Partie wird zur Nervenschlacht

Was sich danach aber abspielte, war mehr, viel mehr als nur ein Tennis-Match. Vor 16.000 elektrisierten Zuschauern, die McEnroe frenetisch anfeuerten, entwickelte sich ein unerbittlicher Fight um jeden Punkt.

Garniert mit Feindseligkeiten, die hauptsächlich vom US-Amerikaner ausgingen. McEnroe beschimpfte nicht nur seinen deutschen Gegner, sondern legte sich auch mit dem französischen Stuhlschiedsrichter Claude Richard und den Linienrichtern an.

Es entwickelte sich ein Kampf, der zur Schlacht wurde. Becker, der die verbalen Attacken seines Gegners immer häufiger auch konterte, sprach nach dem Match von „Krieg“.

Ein „Krieg”, den der Deutsche nach 6:21 Stunden mit 4:6, 15:13, 8:10, 6:2, 6:2 gewann. Es war das bis dato zweitlängste Match der Davis-Cup-Geschichte - mit einem Ergebnis, das nach der Einführung des Tiebreaks in dem traditionsreichen Wettbewerb heute gar nicht mehr möglich wäre.
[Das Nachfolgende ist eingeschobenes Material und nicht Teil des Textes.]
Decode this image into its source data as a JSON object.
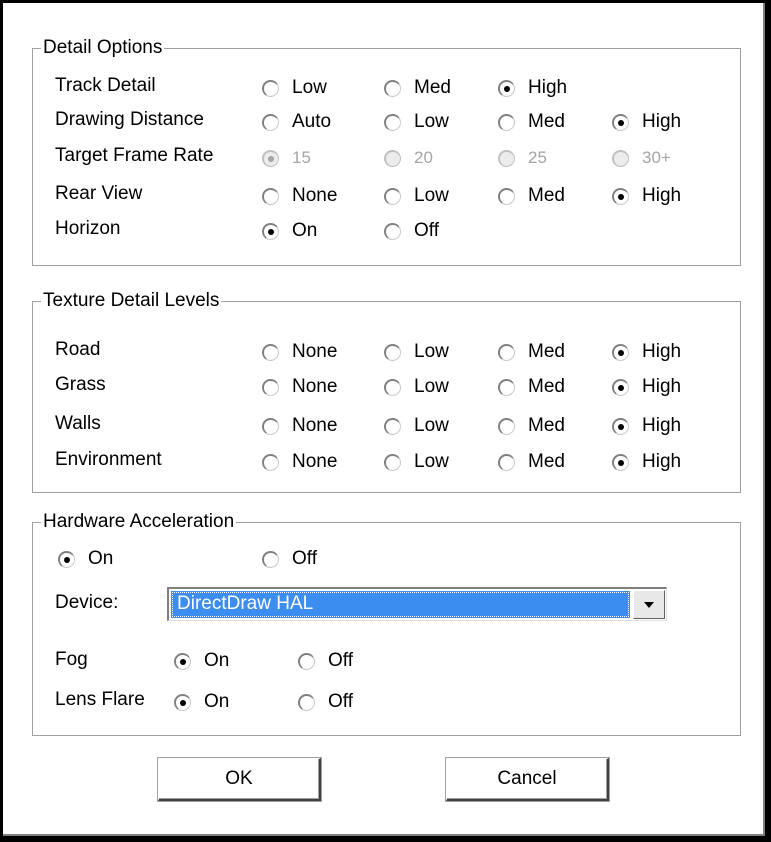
{
  "detail_options": {
    "title": "Detail Options",
    "rows": [
      {
        "label": "Track Detail",
        "options": [
          "Low",
          "Med",
          "High"
        ],
        "selected": 2
      },
      {
        "label": "Drawing Distance",
        "options": [
          "Auto",
          "Low",
          "Med",
          "High"
        ],
        "selected": 3
      },
      {
        "label": "Target Frame Rate",
        "options": [
          "15",
          "20",
          "25",
          "30+"
        ],
        "selected": 0,
        "disabled": true
      },
      {
        "label": "Rear View",
        "options": [
          "None",
          "Low",
          "Med",
          "High"
        ],
        "selected": 3
      },
      {
        "label": "Horizon",
        "options": [
          "On",
          "Off"
        ],
        "selected": 0
      }
    ]
  },
  "texture_detail": {
    "title": "Texture Detail Levels",
    "rows": [
      {
        "label": "Road",
        "options": [
          "None",
          "Low",
          "Med",
          "High"
        ],
        "selected": 3
      },
      {
        "label": "Grass",
        "options": [
          "None",
          "Low",
          "Med",
          "High"
        ],
        "selected": 3
      },
      {
        "label": "Walls",
        "options": [
          "None",
          "Low",
          "Med",
          "High"
        ],
        "selected": 3
      },
      {
        "label": "Environment",
        "options": [
          "None",
          "Low",
          "Med",
          "High"
        ],
        "selected": 3
      }
    ]
  },
  "hardware": {
    "title": "Hardware Acceleration",
    "accel": {
      "options": [
        "On",
        "Off"
      ],
      "selected": 0
    },
    "device_label": "Device:",
    "device_value": "DirectDraw HAL",
    "fog": {
      "label": "Fog",
      "options": [
        "On",
        "Off"
      ],
      "selected": 0
    },
    "lens_flare": {
      "label": "Lens Flare",
      "options": [
        "On",
        "Off"
      ],
      "selected": 0
    }
  },
  "buttons": {
    "ok": "OK",
    "cancel": "Cancel"
  },
  "colors": {
    "selection": "#3b8ef0",
    "disabled_text": "#a5a5a5"
  }
}
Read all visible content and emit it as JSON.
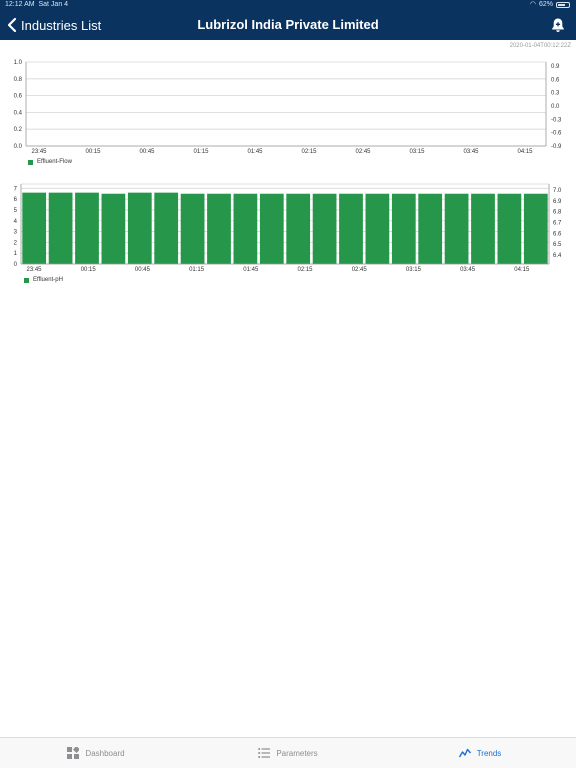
{
  "status": {
    "time": "12:12 AM",
    "date": "Sat Jan 4",
    "battery": "62%"
  },
  "nav": {
    "back_label": "Industries List",
    "title": "Lubrizol India Private Limited"
  },
  "timestamp": "2020-01-04T00:12:22Z",
  "chart_data": [
    {
      "type": "line",
      "title": "",
      "x_ticks": [
        "23:45",
        "00:15",
        "00:45",
        "01:15",
        "01:45",
        "02:15",
        "02:45",
        "03:15",
        "03:45",
        "04:15"
      ],
      "y_left_ticks": [
        "1.0",
        "0.8",
        "0.6",
        "0.4",
        "0.2",
        "0.0"
      ],
      "y_right_ticks": [
        "0.9",
        "0.6",
        "0.3",
        "0.0",
        "-0.3",
        "-0.6",
        "-0.9"
      ],
      "ylim": [
        0,
        1
      ],
      "series": [
        {
          "name": "Effluent-Flow",
          "values": []
        }
      ],
      "legend": "bottom-left",
      "color": "#25964a"
    },
    {
      "type": "bar",
      "title": "",
      "x_ticks": [
        "23:45",
        "00:15",
        "00:45",
        "01:15",
        "01:45",
        "02:15",
        "02:45",
        "03:15",
        "03:45",
        "04:15"
      ],
      "y_left_ticks": [
        "7",
        "6",
        "5",
        "4",
        "3",
        "2",
        "1",
        "0"
      ],
      "y_right_ticks": [
        "7.0",
        "6.9",
        "6.8",
        "6.7",
        "6.6",
        "6.5",
        "6.4"
      ],
      "ylim": [
        0,
        7.4
      ],
      "series": [
        {
          "name": "Effluent-pH",
          "values": [
            6.6,
            6.6,
            6.6,
            6.5,
            6.6,
            6.6,
            6.5,
            6.5,
            6.5,
            6.5,
            6.5,
            6.5,
            6.5,
            6.5,
            6.5,
            6.5,
            6.5,
            6.5,
            6.5,
            6.5
          ]
        }
      ],
      "legend": "bottom-left",
      "color": "#25964a"
    }
  ],
  "tabs": [
    {
      "label": "Dashboard",
      "icon": "dashboard-icon",
      "active": false
    },
    {
      "label": "Parameters",
      "icon": "list-icon",
      "active": false
    },
    {
      "label": "Trends",
      "icon": "trends-icon",
      "active": true
    }
  ],
  "colors": {
    "nav_bg": "#0a3360",
    "bar": "#25964a",
    "accent": "#1a6fd6"
  }
}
Fünf Stunden für drei Sätze

Die Kurzversion des Dramas: Nachdem McEnroe den ersten Satz gewinnen konnte, konterte Becker im zweiten Durchgang, ehe McEnroe erneut in Führung ging. Die ersten drei Sätze dauerten länger als fünf Stunden!

Anschließend war McEnroes Widerstand aber gebrochen, die letzten beiden Sätze gingen klar an Becker. Der wandte sich nach dem verwandelten Matchball - ein Rückhand-Volley - noch am Netz an seinen Gegner: „Ganz gleich, was auf dem Platz passiert ist, es hat Spaß gemacht, gegen dich zu spielen.“

McEnroe erwiderte später bei der Pressekonferenz: „Ich hatte nicht mehr viel übrig. Ich habe alles gegeben, was ich konnte. Es war schön, Teil eines großen Matches gewesen zu sein. Ich wünschte nur, das Ergebnis wäre anders.“

Becker sprach indes vom „größten Match, das ich je gespielt habe“ - und stichelte noch ein letztes Mal in Richtung seines Gegners: „Ich bewundere ihn als Tennisspieler, aber er tut mir als Mensch leid. Er wird genau wissen, warum.“

Der Sieg bedeutete das 2:0 für Deutschland. Der Rest ist Tennis-Geschichte.